In no-reference image quality assessment (NR-IQA), the challenge of limited dataset sizes hampers the development of robust and generalizable models. Conventional methods address this issue by utilizing large datasets to extract rich representations for IQA. Also, some approaches propose vision language models (VLM) based IQA, but the domain gap between generic VLM and IQA constrains their scalability. In this work, we propose a novel pretraining framework that constructs a generalizable representation for IQA by selectively extracting quality-related knowledge from VLM and leveraging the scalability of large datasets. Specifically, we select optimal text prompts for five representative image quality attributes and use VLM to generate pseudo-labels. Numerous attribute-aware pseudo-labels can be generated with large image datasets, allowing our IQA model to learn rich representations about image quality. Our approach achieves state-of-the-art performance on multiple IQA datasets and exhibits remarkable generalization capabilities. Leveraging these strengths, we propose several applications, such as evaluating image generation models and training image enhancement models, demonstrating our model's real-world applicability.
Paper Structure (18 sections, 4 equations, 4 figures, 9 tables)

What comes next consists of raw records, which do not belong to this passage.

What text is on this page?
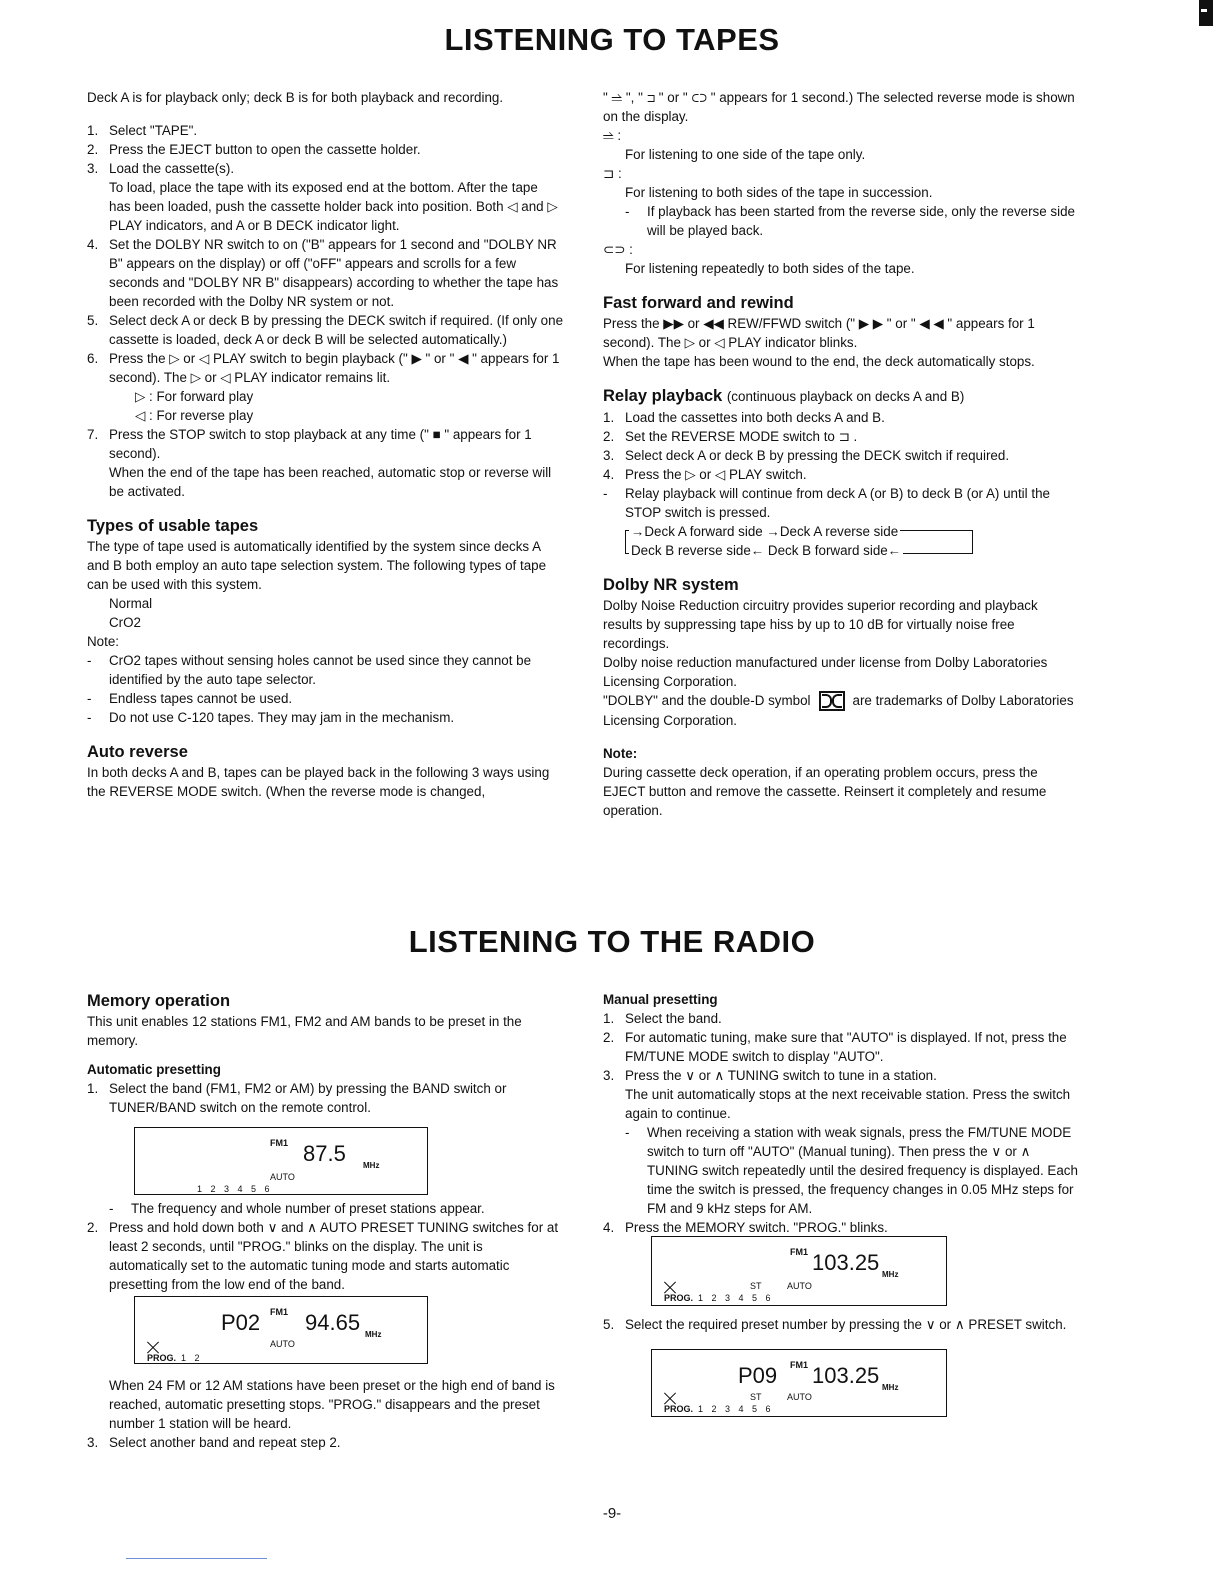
LISTENING TO TAPES

Deck A is for playback only; deck B is for both playback and recording.

1. Select "TAPE".
2. Press the EJECT button to open the cassette holder.
3. Load the cassette(s).
To load, place the tape with its exposed end at the bottom. After the tape has been loaded, push the cassette holder back into position. Both ◁ and ▷ PLAY indicators, and A or B DECK indicator light.
4. Set the DOLBY NR switch to on ("B" appears for 1 second and "DOLBY NR B" appears on the display) or off ("oFF" appears and scrolls for a few seconds and "DOLBY NR B" disappears) according to whether the tape has been recorded with the Dolby NR system or not.
5. Select deck A or deck B by pressing the DECK switch if required. (If only one cassette is loaded, deck A or deck B will be selected automatically.)
6. Press the ▷ or ◁ PLAY switch to begin playback (" ▶ " or " ◀ " appears for 1 second). The ▷ or ◁ PLAY indicator remains lit.
▷ : For forward play
◁ : For reverse play
7. Press the STOP switch to stop playback at any time (" ■ " appears for 1 second).
When the end of the tape has been reached, automatic stop or reverse will be activated.
Types of usable tapes

The type of tape used is automatically identified by the system since decks A and B both employ an auto tape selection system. The following types of tape can be used with this system.

Normal

CrO2

Note:

- CrO2 tapes without sensing holes cannot be used since they cannot be identified by the auto tape selector.
- Endless tapes cannot be used.
- Do not use C-120 tapes. They may jam in the mechanism.
Auto reverse

In both decks A and B, tapes can be played back in the following 3 ways using the REVERSE MODE switch. (When the reverse mode is changed,

" ⥬ ", " ⊐ " or " ⊂⊃ " appears for 1 second.) The selected reverse mode is shown on the display.

⥬ :

For listening to one side of the tape only.

⊐ :

For listening to both sides of the tape in succession.

- If playback has been started from the reverse side, only the reverse side will be played back.

⊂⊃ :

For listening repeatedly to both sides of the tape.

Fast forward and rewind

Press the ▶▶ or ◀◀ REW/FFWD switch (" ▶ ▶ " or " ◀ ◀ " appears for 1 second). The ▷ or ◁ PLAY indicator blinks.

When the tape has been wound to the end, the deck automatically stops.

Relay playback (continuous playback on decks A and B)
1. Load the cassettes into both decks A and B.
2. Set the REVERSE MODE switch to ⊐ .
3. Select deck A or deck B by pressing the DECK switch if required.
4. Press the ▷ or ◁ PLAY switch.

- Relay playback will continue from deck A (or B) to deck B (or A) until the STOP switch is pressed.

→Deck A forward side →Deck A reverse side
Deck B reverse side← Deck B forward side←
Dolby NR system

Dolby Noise Reduction circuitry provides superior recording and playback results by suppressing tape hiss by up to 10 dB for virtually noise free recordings.

Dolby noise reduction manufactured under license from Dolby Laboratories Licensing Corporation.

"DOLBY" and the double-D symbol	are trademarks of Dolby Laboratories Licensing Corporation.

Note:

During cassette deck operation, if an operating problem occurs, press the EJECT button and remove the cassette. Reinsert it completely and resume operation.

LISTENING TO THE RADIO
Memory operation

This unit enables 12 stations FM1, FM2 and AM bands to be preset in the memory.

Automatic presetting

1. Select the band (FM1, FM2 or AM) by pressing the BAND switch or TUNER/BAND switch on the remote control.

- The frequency and whole number of preset stations appear.

2. Press and hold down both ∨ and ∧ AUTO PRESET TUNING switches for at least 2 seconds, until "PROG." blinks on the display. The unit is automatically set to the automatic tuning mode and starts automatic presetting from the low end of the band.

When 24 FM or 12 AM stations have been preset or the high end of band is reached, automatic presetting stops. "PROG." disappears and the preset number 1 station will be heard.

3. Select another band and repeat step 2.

Manual presetting

1. Select the band.

2. For automatic tuning, make sure that "AUTO" is displayed. If not, press the FM/TUNE MODE switch to display "AUTO".

3. Press the ∨ or ∧ TUNING switch to tune in a station.

The unit automatically stops at the next receivable station. Press the switch again to continue.

- When receiving a station with weak signals, press the FM/TUNE MODE switch to turn off "AUTO" (Manual tuning). Then press the ∨ or ∧ TUNING switch repeatedly until the desired frequency is displayed. Each time the switch is pressed, the frequency changes in 0.05 MHz steps for FM and 9 kHz steps for AM.

4. Press the MEMORY switch. "PROG." blinks.

5. Select the required preset number by pressing the ∨ or ∧ PRESET switch.

FM1 87.5 MHz
AUTO
1 2 3 4 5 6
FM1
P02 94.65 MHz
AUTO
PROG. 1 2
FM1 103.25 MHz
ST	AUTO
PROG. 1 2 3 4 5 6
FM1
P09 103.25 MHz
ST	AUTO
PROG. 1 2 3 4 5 6
-9-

This paper contains 18 sections, 4 equations, 4 figures, 9 tables.

Table of Contents

  1. Introduction
  2. Related Work
  3. Method
  4. Image Attributes
  5. Attribute Score Generation
  6. Prompt Selection
  7. Attribute Aware Pretraining Pipeline
  8. Fine-tuning
  9. Experiments
  10. Datasets
  11. Experimental Setup
  12. Main Result
  13. Generalization Capability
  14. Ablation Studies
  15. Applications
  16. ...and 3 more sections

Figures (4)

  • Figure 1: An illustration of a training strategy for IQA across previous works and ours. (a) Classic IQA models use ImageNet-pretrained models or suggest image quality-related pretraining. (b) CLIP-based IQA directly utilizes CLIP or adapts it for IQA using additional quality annotations, which requires human labor. (c) Our method incorporates the rich representation of large datasets and leverages CLIP's IQA capability. We pretrain IQA model with attribute-aware pseudo-labels derived from CLIP and finetune it to the target IQA dataset. (d) Cross dataset validation results, obtained by testing on the KonIQ dataset after training on various datasets. ATTIQA achieves state-of-the-art results and exhibits superior generalization capability on unseen datasets, showing less performance decline on cross-dataset setup compared to other methods.
  • Figure 2: (a) The overall process of our prompt selection strategy for each image attribute (e.g. brightness). Given attribute, we create prompt candidates using GPT-4 and then find the optimal prompt by utilizing proxy tasks related to the attribute. (b) ATTIQA's proposed pretraining pipeline. We generate attribute scores using CLIP with an antonym strategy and then train our target IQA model using ranking-based loss with generated scores.
  • Figure 3: Example of generated images. The images are generated by the same prompt. ATTIQA hits human preference while others do not.
  • Figure 4: Qualitative comparisons between our enhancement method and retouching of Expert C. Our results give more liveliness and vibrancy, aligned more closely with human preference.